In his press conference last month, President Barack Obama sternly voiced concern about “potential foreign influence in our election process.”


The goal may be a valid one, but it cloaks hypocrisy of staggering proportions. The United States has been assiduously intervening in foreign elections for decades—perhaps even for centuries.


The central issue in the 2016 election was with some hacked emails, published by Wikileaks, indicating that some top members of the Democratic National Committee were rooting for Hillary Clinton to win their party’s nomination for president. This seems to have been the extent of the “interference,” and there has been a concerted effort to suggest that Russian hackers were the source of the information, a contention Wikileaks has strongly and repeatedly denied.


The revelations can scarcely have come as much of a surprise to anybody following the campaign, and it seems highly unlikely that they swung many votes—my guess, erring on the high side, would be perhaps six or seven.


The American record in election interference (always, of course, with the best of intentions) is much more extensive. 

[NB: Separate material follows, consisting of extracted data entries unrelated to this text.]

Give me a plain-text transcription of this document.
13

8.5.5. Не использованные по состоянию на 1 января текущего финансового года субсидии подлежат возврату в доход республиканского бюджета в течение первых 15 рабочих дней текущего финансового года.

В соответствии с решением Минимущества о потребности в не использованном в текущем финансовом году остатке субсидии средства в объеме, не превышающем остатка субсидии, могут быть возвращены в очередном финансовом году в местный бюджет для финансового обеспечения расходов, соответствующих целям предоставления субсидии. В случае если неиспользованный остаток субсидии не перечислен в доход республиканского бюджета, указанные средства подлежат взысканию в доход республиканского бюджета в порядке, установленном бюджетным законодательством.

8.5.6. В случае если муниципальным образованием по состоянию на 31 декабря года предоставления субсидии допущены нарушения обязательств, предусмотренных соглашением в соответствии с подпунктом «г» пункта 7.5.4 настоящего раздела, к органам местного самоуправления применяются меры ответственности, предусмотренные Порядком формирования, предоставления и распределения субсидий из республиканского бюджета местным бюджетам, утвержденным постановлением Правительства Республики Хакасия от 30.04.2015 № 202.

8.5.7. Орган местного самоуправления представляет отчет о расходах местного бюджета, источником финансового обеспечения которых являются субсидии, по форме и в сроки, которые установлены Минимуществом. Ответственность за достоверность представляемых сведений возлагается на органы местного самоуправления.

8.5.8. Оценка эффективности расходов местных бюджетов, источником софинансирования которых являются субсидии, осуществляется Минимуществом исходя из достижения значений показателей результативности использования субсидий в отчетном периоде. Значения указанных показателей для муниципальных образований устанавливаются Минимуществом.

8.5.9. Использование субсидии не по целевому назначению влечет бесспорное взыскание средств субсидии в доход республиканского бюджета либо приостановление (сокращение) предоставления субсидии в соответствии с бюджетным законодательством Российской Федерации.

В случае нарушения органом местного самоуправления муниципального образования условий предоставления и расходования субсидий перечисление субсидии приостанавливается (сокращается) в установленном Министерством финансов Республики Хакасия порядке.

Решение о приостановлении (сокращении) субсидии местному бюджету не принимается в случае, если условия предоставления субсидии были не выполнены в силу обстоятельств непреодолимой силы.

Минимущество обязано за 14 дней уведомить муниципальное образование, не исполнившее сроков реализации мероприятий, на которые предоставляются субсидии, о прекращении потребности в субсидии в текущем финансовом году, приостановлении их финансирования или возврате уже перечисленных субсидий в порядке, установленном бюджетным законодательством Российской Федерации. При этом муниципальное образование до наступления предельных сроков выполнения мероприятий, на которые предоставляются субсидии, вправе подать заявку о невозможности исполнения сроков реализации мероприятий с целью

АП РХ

Exhibit number one is surely the Italian election of 1948 in which the CIA furnished a million dollars to congenial parties and may have published forged letters designed to discredit leaders of the Communist Party. Meanwhile, there was a concerted effort to get Italian‐​Americans to write home urging relatives and friends to vote the right way.


In more recent times, I remember talking with a member of the political opposition in Serbia in 2001 who expressed his appreciation for funds that had been supplied the year before by agencies of the U.S. government—“we never would have been able to launch such an extensive campaign without it.”


As a public service, Michael Brenner of the University of Pittsburgh, has, with a little help from his friends, provided a list of countries where the United States has intervened in elections (he points out that the U.S. has also participated in a number of coups, but these are not included).


Going back a few decades, his list includes Greece, Turkey, Italy, France, and Portugal. More recently there have been Macedonia, Serbia, Albania, Bosnia, Ukraine, Russia (especially Yeltsin’s 1995–96 campaign), Algeria, Lebanon, Palestine, Cyprus, Iraq, Pakistan, Afghanistan, Kyrgyzstan, Tajikistan, Yemen, Vietnam, Indonesia, Japan, South Korea, Philippines, Congo and several other countries in Africa, and, in Latin America, every country multiple times including within the last fifteen years Haiti, Dominican Republic, Honduras, Panama, Nicaragua, Venezuela, Columbia, Paraguay, Peru, Ecuador, Bolivia, Brazil, and Argentina.


Brenner’s list is an ongoing project. It does not include Canada, and just possibly there are some Canadians who might find that omission to be unjustified.